‚Die Grünen im Bündnis mit Konservativen und Liberalen‘

Zur Wahl von Pat Cox zum Präsidenten des Europäischen Parlaments erklärt die PDS-Europaabgeordnete Sylvia-Yvonne Kaufmann am 15.01.2001 in Strassburg

Heute hat das Europäische Parlament einen neuen Präsidenten, den britischen Liberalen, Pat Cox, gewählt. Die Neuwahl des
Präsidenten ist ebenso wie die Neuwahl bzw. Neubesetzung verschiedener Positionen nach Ablauf der Hälfte der Legislaturperiode
des Parlaments schon viele Jahre Tradition. Es ist auch Tradition in Brüssel und Strasbourg, dass vor Personalentscheidungen
politische Fraktionen und Parteien gemeinsame Absprachen treffen, um Mehrheiten in ihrem politischen Interesse zu erreichen. Von
daher ist die Wahl von Pat Cox keine besondere Überraschung, denn seit mehr als zwei Jahren ist bekannt, dass die EVP-Fraktion der
christdemokratischen und konservativen Parteien im Sommer 1999 der Liberalen Fraktion versprachen, nach Ablauf der Amtszeit von
Nicole Fontaine, die der EVP-Fraktion angehört, keinen eigenen Kandidaten aufzustellen und für die zweite Hälfte der Legislatur einen
Liberalen in das höchste Amt des Parlaments zu bringen. Vor diesem Hintergrund kann die Wahl von Pat Cox nicht überraschen.

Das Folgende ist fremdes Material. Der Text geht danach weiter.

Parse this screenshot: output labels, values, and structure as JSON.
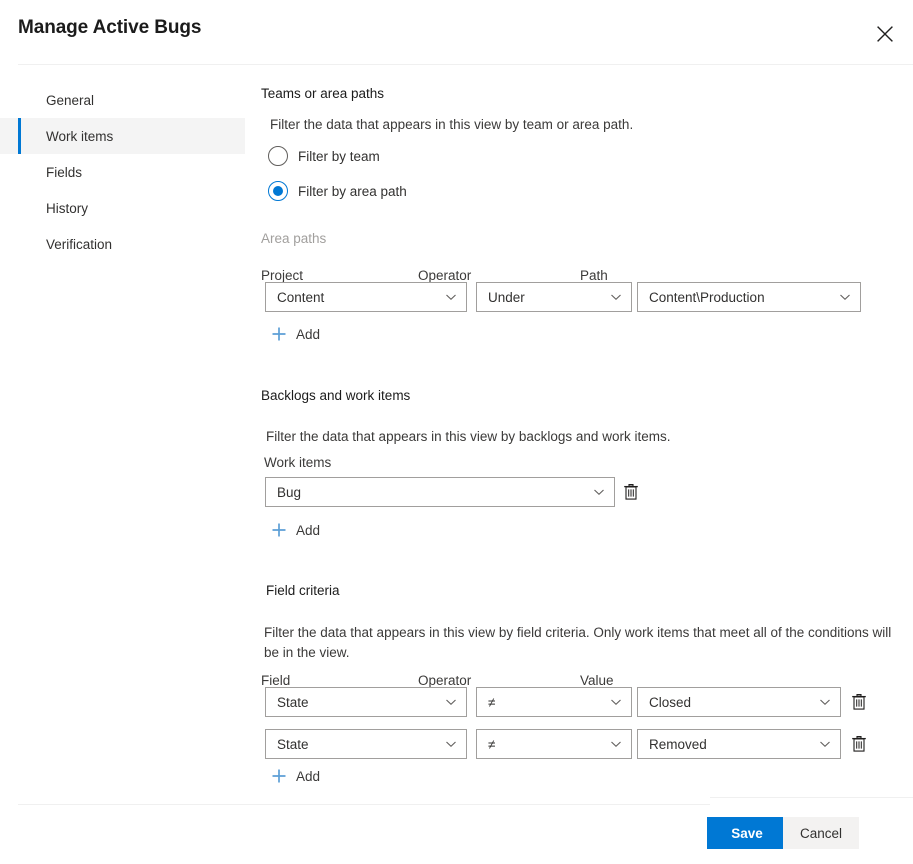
{
  "dialog": {
    "title": "Manage Active Bugs",
    "close_icon": "close-icon"
  },
  "sidebar": {
    "items": [
      {
        "label": "General",
        "selected": false
      },
      {
        "label": "Work items",
        "selected": true
      },
      {
        "label": "Fields",
        "selected": false
      },
      {
        "label": "History",
        "selected": false
      },
      {
        "label": "Verification",
        "selected": false
      }
    ]
  },
  "teams_or_area_paths": {
    "title": "Teams or area paths",
    "description": "Filter the data that appears in this view by team or area path.",
    "options": [
      {
        "label": "Filter by team",
        "selected": false
      },
      {
        "label": "Filter by area path",
        "selected": true
      }
    ]
  },
  "area_paths": {
    "label": "Area paths",
    "columns": {
      "project": "Project",
      "operator": "Operator",
      "path": "Path"
    },
    "rows": [
      {
        "project": "Content",
        "operator": "Under",
        "path": "Content\\Production"
      }
    ],
    "add_label": "Add"
  },
  "backlogs_and_work_items": {
    "title": "Backlogs and work items",
    "description": "Filter the data that appears in this view by backlogs and work items.",
    "field_label": "Work items",
    "rows": [
      {
        "value": "Bug"
      }
    ],
    "add_label": "Add",
    "delete_icon": "trash-icon"
  },
  "field_criteria": {
    "title": "Field criteria",
    "description": "Filter the data that appears in this view by field criteria. Only work items that meet all of the conditions will be in the view.",
    "columns": {
      "field": "Field",
      "operator": "Operator",
      "value": "Value"
    },
    "rows": [
      {
        "field": "State",
        "operator": "≠",
        "value": "Closed"
      },
      {
        "field": "State",
        "operator": "≠",
        "value": "Removed"
      }
    ],
    "add_label": "Add",
    "delete_icon": "trash-icon"
  },
  "footer": {
    "save_label": "Save",
    "cancel_label": "Cancel"
  },
  "colors": {
    "accent": "#0078d4",
    "selected_nav_bg": "#f4f4f4",
    "border": "#a19f9d",
    "divider": "#f0f0f0",
    "text": "#323130",
    "muted_text": "#a19f9d",
    "add_icon": "#5c9fd6",
    "secondary_button_bg": "#f3f2f1"
  }
}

Bemerkenswert ist jedoch, dass sich die Fraktion der Grünen, die es mit in der Hand gehabt hätte, diese Absprache zu durchbrechen
und im zweiten Wahlgang den Kandidaten der SPE-Fraktion, den britischen Sozialisten David Martin, zu unterstützen, schon im Vorfeld
der heutigen Abstimmung öffentlich erklärt hat, dass sie mehrheitlich für Cox stimmen wird. Sie hat damit mitgeholfen, eine
liberal-konservative Mehrheit zusammenzubringen. Zu dieser Mehrheit gehören z.B. auch die Abgeordneten der rechtsaußen
angesiedelten Partei Berlusconis, Forza Italia. Diese politische Entscheidung der Grünen offenbart ein weiteres Mal, wie weit sich die
Grünen – im EP unter Führung ihres neuen Vorsitzenden Daniel Cohn-Bendit – von ihrem früheren politischen Profil inzwischen entfernt
haben. Die Farbe Grün steht in der Politik eben nicht mehr für „Alternativ“ und „Links“, sondern für „Neoliberal angepasst“ und
„Auswechselbar“.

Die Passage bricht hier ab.